RC (MHi: AMT). PrC (DLC); endorsed.

TJ’s famous and oft-quoted statement—I like a little rebellion now and then—cannot properly be understood unless taken in the context of his correspondence with John and Abigail Adams in the weeks preceding the time it was written. On 30 Nov. 1786 John Adams, assuming that TJ had heard of Shays’s Rebellion through the public press, casually urged him not to be alarmed “at the late Turbulence in New England.” TJ received this on 20 Dec., the very day that he also received Jay’s disturbing letter of 27 Oct. about the Massachusetts insurgents. He replied to Adams at once saying that he had not been initially alarmed by public reports, but that Jay had “really affected” him with his pessimistic account and Adams had set him “to rights.” He repeated this to Mrs.
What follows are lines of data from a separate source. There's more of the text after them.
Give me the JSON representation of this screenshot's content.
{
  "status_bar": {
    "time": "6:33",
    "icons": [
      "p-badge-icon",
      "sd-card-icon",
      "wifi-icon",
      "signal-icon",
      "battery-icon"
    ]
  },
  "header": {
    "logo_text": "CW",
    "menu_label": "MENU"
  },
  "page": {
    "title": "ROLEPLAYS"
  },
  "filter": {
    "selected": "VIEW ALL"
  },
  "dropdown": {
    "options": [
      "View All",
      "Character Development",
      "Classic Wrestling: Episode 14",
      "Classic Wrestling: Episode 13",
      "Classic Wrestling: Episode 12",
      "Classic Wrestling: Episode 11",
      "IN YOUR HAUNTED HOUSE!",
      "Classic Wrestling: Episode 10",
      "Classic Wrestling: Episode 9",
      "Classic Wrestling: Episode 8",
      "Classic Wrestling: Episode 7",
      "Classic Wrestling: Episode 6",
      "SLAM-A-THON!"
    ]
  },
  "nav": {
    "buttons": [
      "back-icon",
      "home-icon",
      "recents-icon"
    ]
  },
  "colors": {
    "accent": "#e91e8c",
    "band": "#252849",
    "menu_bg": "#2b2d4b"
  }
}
Adams in his letter of 21 Dec. 1786, but added sentences which showed his characteristic desire “to see the people awake and alert” and his confidence in their good sense. Mrs. Adams bristled in disagreement and undertook to explain the rebellion more fully to TJ, who clearly, in her view, misunderstood its nature; her letter of 29 Jan. 1787 (preceded by a carefully phrased draft with one revealing passage that she decided to eliminate from the text sent to TJ) must have surprised him by the vigor of her exposition. But this did not deter him from making a calm, though more extreme, reaffirmation of his belief. His expressed hope that the malcontents would be pardoned may have been mere coincidence—or it may possibly have reflected his understanding of the lady whom he admired and liked so much—but the fact is that it was in direct opposition to the suppressed passage in Mrs. Adams’ letter, for she had thought it not unlikely that “some examples must be made before the riots will be totally quelled and peace and good order restored.” Mrs. Adams did not reply or write again until she received little Mary Jefferson late in June, when she revealed the warm and kindly facet of her character that TJ found much more congenial than her political views. Possibly, too, TJ’s extreme statement may be in part a reaction to the views on aristocracy set forth in John Adams’ Defence of the American Constitutions, a book that he had just received (TJ to Adams, 6 Feb. 1787).